Chirashi
Recipe by: Chef Looverville Quino
- is an enthusiast of food and travel
- is a fan of “The Alchemist” and “The Little Prince”
- loves the sun and everything under it.
you can catch chef loove via email: looverville@gmail.com
The word chirashi means “scattered “in Japanese. A delicately flavored sushi rice with an assortment of toppings in delightful color. We’re sharing our own version of it; of course, there is always room for you to add your personal touch and choice of seafood, fruits and vegetables. Explain By Chef Looverville Quino.
What you need:
• 2 pcs. Tiger prawn cleaned and deveined
• 2 pcs. Crabstick
• 2 tablespoon tempura crispies
• 1 tablespoon flying fish roe
• 1 tablespoon chopped spring onion
• 1 ½ tablespoon teriyaki sauce
• 3 tablespoon spicy mayonnaise (see recipe)
• oil for deep frying
• sesame seeds
• flour
• tempura batter (see recipe)
• 1 cup sushi rice (see recipe)
Method:
-Heat oil to 180⁰C.
-Sprinkle prawns and crabsticks with flour. Dredge in tempura batter and deep fry until brown and crisp.

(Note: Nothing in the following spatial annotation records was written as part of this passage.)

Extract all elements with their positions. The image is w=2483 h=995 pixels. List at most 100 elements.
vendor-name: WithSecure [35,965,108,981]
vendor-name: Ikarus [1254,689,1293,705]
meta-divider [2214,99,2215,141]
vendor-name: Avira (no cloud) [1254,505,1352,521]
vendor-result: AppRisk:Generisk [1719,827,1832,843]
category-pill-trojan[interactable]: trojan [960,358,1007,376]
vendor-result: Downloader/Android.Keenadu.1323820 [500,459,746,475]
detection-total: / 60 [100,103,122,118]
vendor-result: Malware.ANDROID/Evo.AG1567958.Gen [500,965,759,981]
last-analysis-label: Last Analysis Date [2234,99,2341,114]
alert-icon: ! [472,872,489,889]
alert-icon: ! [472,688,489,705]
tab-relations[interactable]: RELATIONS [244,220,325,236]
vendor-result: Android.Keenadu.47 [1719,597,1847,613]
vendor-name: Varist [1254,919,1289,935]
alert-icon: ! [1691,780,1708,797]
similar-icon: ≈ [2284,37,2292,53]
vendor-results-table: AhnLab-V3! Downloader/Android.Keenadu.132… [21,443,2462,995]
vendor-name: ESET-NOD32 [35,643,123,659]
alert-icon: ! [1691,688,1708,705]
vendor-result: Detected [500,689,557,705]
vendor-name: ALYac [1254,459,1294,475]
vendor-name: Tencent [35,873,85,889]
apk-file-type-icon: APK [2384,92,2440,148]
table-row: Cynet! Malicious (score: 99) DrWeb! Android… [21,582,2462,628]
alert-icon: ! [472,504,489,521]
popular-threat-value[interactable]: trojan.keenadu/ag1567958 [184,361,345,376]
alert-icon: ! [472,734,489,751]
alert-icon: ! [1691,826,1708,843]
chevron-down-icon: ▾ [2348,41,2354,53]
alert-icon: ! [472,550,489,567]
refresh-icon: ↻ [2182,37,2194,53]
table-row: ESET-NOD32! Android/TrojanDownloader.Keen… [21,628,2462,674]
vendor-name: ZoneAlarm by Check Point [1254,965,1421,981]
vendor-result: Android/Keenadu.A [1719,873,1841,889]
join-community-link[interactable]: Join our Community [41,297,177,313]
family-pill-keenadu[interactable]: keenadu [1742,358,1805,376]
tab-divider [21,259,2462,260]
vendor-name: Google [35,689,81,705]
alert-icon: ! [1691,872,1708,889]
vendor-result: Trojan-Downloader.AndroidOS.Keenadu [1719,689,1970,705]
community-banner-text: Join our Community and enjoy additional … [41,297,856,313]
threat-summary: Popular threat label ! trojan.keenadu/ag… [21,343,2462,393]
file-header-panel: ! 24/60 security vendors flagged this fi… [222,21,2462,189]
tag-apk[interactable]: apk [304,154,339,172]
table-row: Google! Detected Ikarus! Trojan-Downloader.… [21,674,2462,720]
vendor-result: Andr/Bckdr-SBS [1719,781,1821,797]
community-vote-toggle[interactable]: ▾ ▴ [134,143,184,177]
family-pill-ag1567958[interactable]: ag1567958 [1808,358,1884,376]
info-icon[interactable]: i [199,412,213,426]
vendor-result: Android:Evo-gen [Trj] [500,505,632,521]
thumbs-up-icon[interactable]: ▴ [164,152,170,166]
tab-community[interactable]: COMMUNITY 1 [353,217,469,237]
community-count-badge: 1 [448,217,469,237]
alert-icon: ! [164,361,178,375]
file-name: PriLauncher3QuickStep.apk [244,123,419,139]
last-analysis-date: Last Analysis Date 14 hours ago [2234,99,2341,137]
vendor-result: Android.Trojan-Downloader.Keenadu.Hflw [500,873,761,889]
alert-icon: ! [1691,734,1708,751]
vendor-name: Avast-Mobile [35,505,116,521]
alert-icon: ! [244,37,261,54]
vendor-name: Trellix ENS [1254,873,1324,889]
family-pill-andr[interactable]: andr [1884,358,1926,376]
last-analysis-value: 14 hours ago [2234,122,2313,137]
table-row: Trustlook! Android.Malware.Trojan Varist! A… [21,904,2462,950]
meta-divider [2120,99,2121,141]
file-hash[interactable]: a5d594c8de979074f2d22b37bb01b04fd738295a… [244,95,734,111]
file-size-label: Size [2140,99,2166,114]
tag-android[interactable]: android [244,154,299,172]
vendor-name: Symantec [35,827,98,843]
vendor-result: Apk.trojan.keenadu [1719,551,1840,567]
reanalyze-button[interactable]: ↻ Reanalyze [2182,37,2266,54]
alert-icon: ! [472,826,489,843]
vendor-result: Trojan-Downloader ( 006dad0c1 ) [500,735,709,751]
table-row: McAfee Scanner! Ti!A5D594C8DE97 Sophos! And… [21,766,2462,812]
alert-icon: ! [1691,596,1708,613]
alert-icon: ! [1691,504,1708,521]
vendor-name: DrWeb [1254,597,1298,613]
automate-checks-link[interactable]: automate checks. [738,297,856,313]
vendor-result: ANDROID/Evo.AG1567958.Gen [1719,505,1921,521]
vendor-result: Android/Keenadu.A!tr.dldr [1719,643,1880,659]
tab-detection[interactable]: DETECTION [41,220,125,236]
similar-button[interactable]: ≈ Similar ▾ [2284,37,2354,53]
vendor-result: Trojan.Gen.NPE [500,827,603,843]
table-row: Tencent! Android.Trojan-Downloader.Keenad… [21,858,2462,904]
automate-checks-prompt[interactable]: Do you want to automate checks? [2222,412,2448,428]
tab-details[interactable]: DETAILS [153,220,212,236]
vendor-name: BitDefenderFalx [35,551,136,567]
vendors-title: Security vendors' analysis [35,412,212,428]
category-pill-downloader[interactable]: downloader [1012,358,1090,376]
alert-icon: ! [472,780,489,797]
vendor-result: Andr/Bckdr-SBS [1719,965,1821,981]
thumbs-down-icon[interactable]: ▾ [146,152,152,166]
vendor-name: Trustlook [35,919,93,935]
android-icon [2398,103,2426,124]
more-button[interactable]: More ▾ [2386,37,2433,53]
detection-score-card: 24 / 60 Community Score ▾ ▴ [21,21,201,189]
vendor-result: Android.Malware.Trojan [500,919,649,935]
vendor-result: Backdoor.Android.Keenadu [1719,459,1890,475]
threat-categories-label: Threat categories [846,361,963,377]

-Drain and chop into bite size pieces.
-In a plate, spread the sushi rice, top with the tempura crispies, chopped tempura prawn and crabstick, spring onions, and flying fish roe. -Drizzle with spicy mayonnaise and teriyaki sauce. Sprinkle with sesame seed.
Spicy mayonnaise
What you need:
• 1 cup regular Japanese mayonnaise
• ½ tablespoon chili oil
• ½ tablespoon chili powder
Mix chili powder and chili oil together until well blended. Add the Japanese mayonnaise until totally mixed.
Tempura batter
What you need:
• 1 liter iced water
• 1 pc egg yolk
• 3 cups tempura flour
Whisk egg yolk in iced water, add tempura flour and mix slowly until no more lumps
Sushi rice
What you need:
• 2 cups short grain rice
• 2 cups water Wash rice thoroughly.
Cook in rice cooker like regular rice until ready. Mix with sharry sauce.
Addt’l info:
Sushi was originally a way of preserving fish by early Japanese. It was later on that rice was added to improve fermentation. It comes in unlimited forms and sizes-bamboo rolled, hand rolled or molded.